『新装大回転玉手箱』テント入り間近 ―アルマイトの栞 vol.59
神楽坂のTheatre IWATOでは日々『新装大回転玉手箱』の稽古が続いている、らしい。「らしい」と云うのは、僕自身がまともに稽古を観ていないからなのだけど、そもそも通し稽古らしい「通し」に至っていないのだから無理からぬ話ではある。とは云え、美術の打ち合わせなどでIWATOにはちょこちょこと顔を出しているわけで、その度に稽古をしているらしい声があちらこちらから聞こえる。芝居の稽古でなければ明らかに何事かと思う奇声である。
そしてろくに稽古も観ないまま、僕は美術プランに微調整を施した絵を描き、照明の横原さんは照明の仕込み図を描いて来て、打ち合わせに臨むと作家の瑞穂さんから「ゴメン、少し芝居が変わってきて」と云われ、また微調整の宿題を抱える繰り返しだ。横原さんも稽古はまともに観ていないらしい。いかがなものかとは思うものの、まあ、珍しいことではない。しかし、「芝居が変わっていく」のは一向に構わないが、その度におそらく必要な金がドンドン増えている。大丈夫なのか。そもそも「財布」を握っているのは誰なんだ。昨日は舞台監督の森下さんと二人で幕生地問屋に出向き、急遽必要となった幕地を選んで発注したのだけど、トンデモナイ長さを注文した。メートル数まで把握してるのは森下さんと僕だけかも知れない。そしてどうやら森下さんもまともに稽古を観ていない様子だ。繰り返すが、珍しいことではない。

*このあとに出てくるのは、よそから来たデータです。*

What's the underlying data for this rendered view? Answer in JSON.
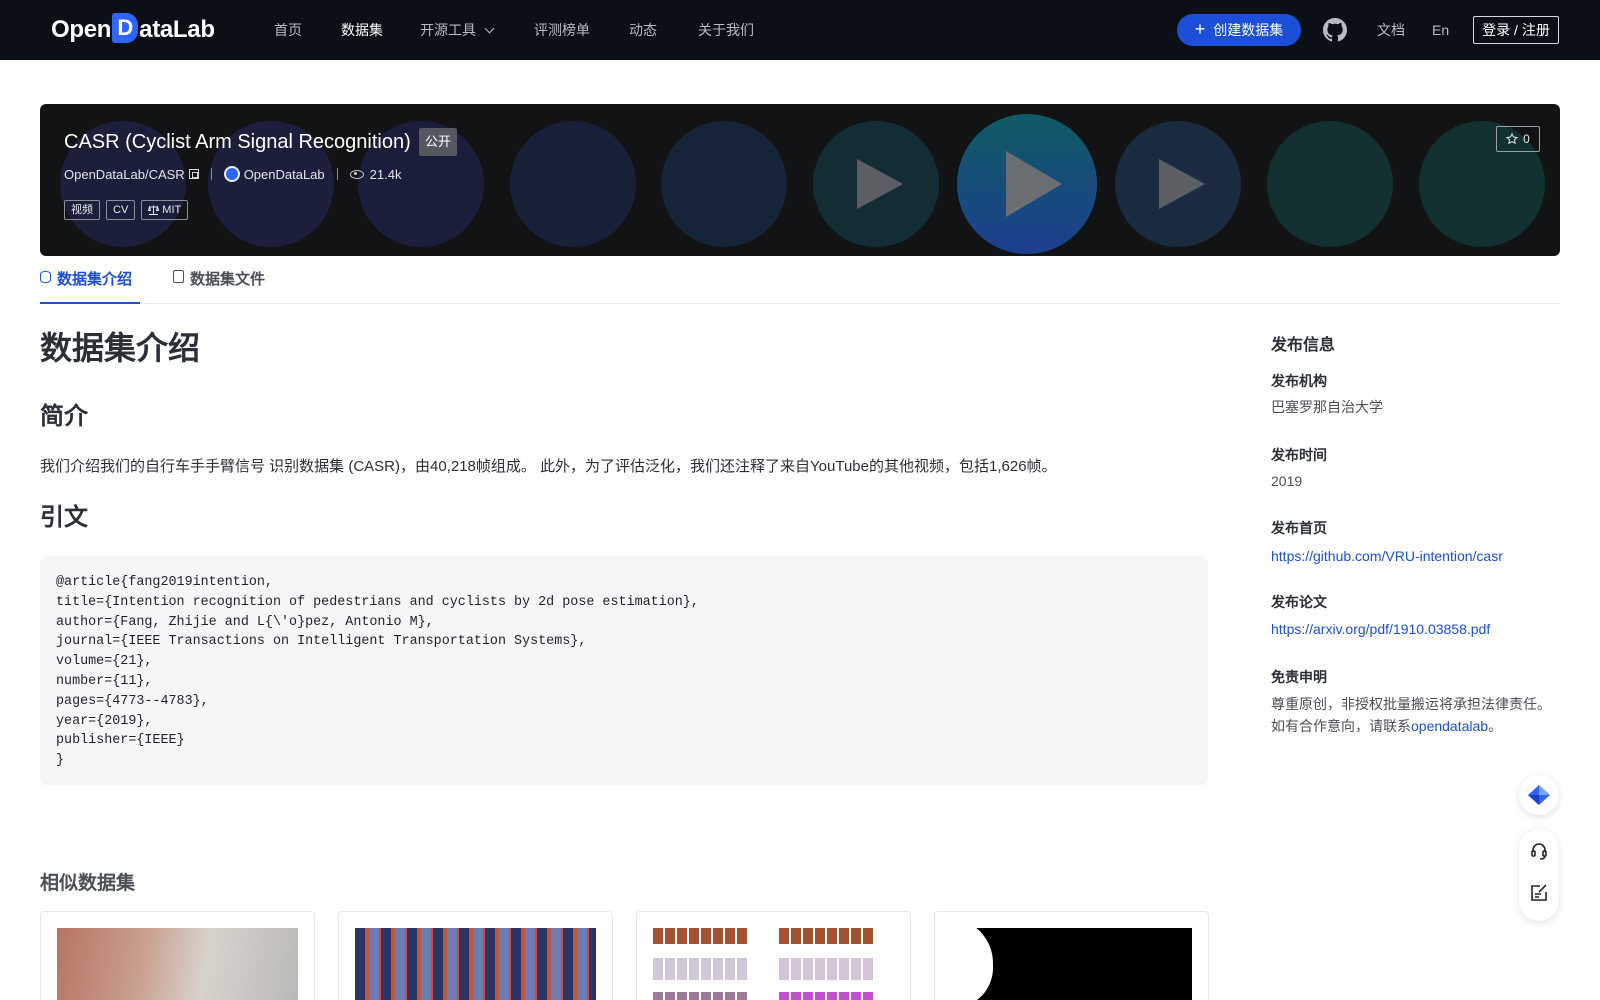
{
  "header": {
    "logo_text_left": "Open",
    "logo_text_mid": "D",
    "logo_text_right": "ataLab",
    "nav": [
      {
        "label": "首页"
      },
      {
        "label": "数据集"
      },
      {
        "label": "开源工具"
      },
      {
        "label": "评测榜单"
      },
      {
        "label": "动态"
      },
      {
        "label": "关于我们"
      }
    ],
    "create_label": "创建数据集",
    "docs_label": "文档",
    "lang_label": "En",
    "login_label": "登录 / 注册"
  },
  "dataset": {
    "title": "CASR (Cyclist Arm Signal Recognition)",
    "visibility": "公开",
    "repo": "OpenDataLab/CASR",
    "org": "OpenDataLab",
    "views": "21.4k",
    "tags": [
      "视频",
      "CV",
      "MIT"
    ],
    "stars": "0"
  },
  "tabs": [
    {
      "label": "数据集介绍"
    },
    {
      "label": "数据集文件"
    }
  ],
  "content": {
    "heading": "数据集介绍",
    "intro_heading": "简介",
    "intro_text": "我们介绍我们的自行车手手臂信号 识别数据集 (CASR)，由40,218帧组成。 此外，为了评估泛化，我们还注释了来自YouTube的其他视频，包括1,626帧。",
    "citation_heading": "引文",
    "citation_code": "@article{fang2019intention,\ntitle={Intention recognition of pedestrians and cyclists by 2d pose estimation},\nauthor={Fang, Zhijie and L{\\'o}pez, Antonio M},\njournal={IEEE Transactions on Intelligent Transportation Systems},\nvolume={21},\nnumber={11},\npages={4773--4783},\nyear={2019},\npublisher={IEEE}\n}",
    "similar_heading": "相似数据集"
  },
  "sidebar": {
    "title": "发布信息",
    "org_label": "发布机构",
    "org_value": "巴塞罗那自治大学",
    "time_label": "发布时间",
    "time_value": "2019",
    "home_label": "发布首页",
    "home_url": "https://github.com/VRU-intention/casr",
    "paper_label": "发布论文",
    "paper_url": "https://arxiv.org/pdf/1910.03858.pdf",
    "disclaimer_label": "免责申明",
    "disclaimer_line1": "尊重原创，非授权批量搬运将承担法律责任。",
    "disclaimer_line2_prefix": "如有合作意向，请联系",
    "disclaimer_link": "opendatalab",
    "disclaimer_line2_suffix": "。"
  },
  "colors": {
    "nav_bg": "#0b1017",
    "accent": "#1d4ed8",
    "banner_bg": "#111315"
  }
}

そんなことをしているうちに、もう木場公演にテントを建て始める日になろうとしている。そしてテントが建ったら、稽古場はテントに移るわけで、初日までの短期間にそこで芝居が固まる。はずだ。実際、舞台ってそんな状況で成立していくものである。本番の為の空間が現実に出来上がって、そこで初めて見えてくるものや気付くことは多い。小屋入りしてみなければわからないことばかりである。そしてまた、唖然とするようなことが現場で判明したりするわけだ。どれほど事前の情報収集をしようと、必ず何かがヒョッコリ「やぁ」と云わんばかりに顔を出す。それはそれで笑って乗り切るしかないんである。だって、笑ってしまうしかない事実が必ず出てくるんだから。
願わくは、テント設営の日が「降れば必ず土砂降り」でないことだけを祈ろう。